Preheat the oven to 375 degrees F. Cream butter, shortening and sugars together. Add slightly beaten egg and vanilla. In another bowl, sift together dry ingredients; stir into creamed mixture until well blended. Roll dough into small balls, about 1-inch in diameter, and place on an ungreased cookie sheet. Before baking, dip a small flat-bottomed glass in granulated sugar and lightly flatten the cookie balls. Bake for 10 to 12 minutes or until lightly browned on the edges. Remove to a wire rack to cool.

10 tips for the perfect cookies

1. Unless otherwise specified, most recipes that call for an egg should be made with a “large” egg. Eggs from farm chickens vary in size so you may wish to measure 3.25 tablespoon.

2. When you place cookie dough onto the baking sheet, leave 2 to 3 inches between them to allow for hot oven air to circulate around each cookie for more even baking and to allow for the dough to spread.

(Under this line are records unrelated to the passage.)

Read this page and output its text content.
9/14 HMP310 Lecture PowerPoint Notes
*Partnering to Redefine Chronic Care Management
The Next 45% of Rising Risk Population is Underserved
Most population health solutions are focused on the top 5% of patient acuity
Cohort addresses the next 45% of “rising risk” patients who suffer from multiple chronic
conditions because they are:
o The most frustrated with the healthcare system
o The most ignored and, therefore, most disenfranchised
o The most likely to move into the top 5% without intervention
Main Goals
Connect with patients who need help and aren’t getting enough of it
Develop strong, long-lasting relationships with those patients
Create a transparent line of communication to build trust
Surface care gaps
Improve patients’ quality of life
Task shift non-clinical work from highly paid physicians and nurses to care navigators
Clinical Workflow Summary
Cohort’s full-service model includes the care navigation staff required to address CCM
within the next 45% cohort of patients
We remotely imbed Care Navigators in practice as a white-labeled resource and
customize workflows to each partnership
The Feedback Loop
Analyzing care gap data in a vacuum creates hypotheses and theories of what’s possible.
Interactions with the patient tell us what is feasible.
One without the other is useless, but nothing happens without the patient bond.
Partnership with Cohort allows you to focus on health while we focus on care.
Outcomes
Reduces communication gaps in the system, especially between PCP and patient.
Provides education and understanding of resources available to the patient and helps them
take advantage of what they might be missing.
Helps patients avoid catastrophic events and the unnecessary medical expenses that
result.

3. If you’re cooking with margarine, be sure it contains at least 80 percent vegetable oil. If the content is below 80 percent, your cookies make be tough, stick to the pan and don’t brown well.

4. Choose shiny, heavy-gauge cookie sheets with very low sides or no sides. Avoid dark cookies or your cookies may overbrown. Parchment paper is worth the investment for baking and cleanup.

5. If a recipe calls for butter, select the unsalted variety. Same goes with nuts if your recipe calls for them.

6. Most recipes that call for flour actually mean all-purpose flour. To measure, gently spoon the flour into your measuring cup and level with a knife. Do not sift unless the recipe specifically calls for that.

7. Quality ingredients produce a quality cookie. When a recipe calls for vanilla or almond flavoring, be sure to use high-quality extract. Madagascar Bourbon Vanilla Extract is worth the investment.

8. Chilling the dough for at least 20 minutes before baking will produce a cookie that has a nice shape.

9. Allow your cookie baking pans to cool between batches—even if you’re in a hurry! Your cookies will spread from the slight heat in the pan before they have time to set. Your result will likely be a burnt, crunchy cookie.

10. Once completely cool, store cookies in an airtight container. Do not mix cookie types in a container. If you cookies lose their softness, toss in a slice of white bread overnight.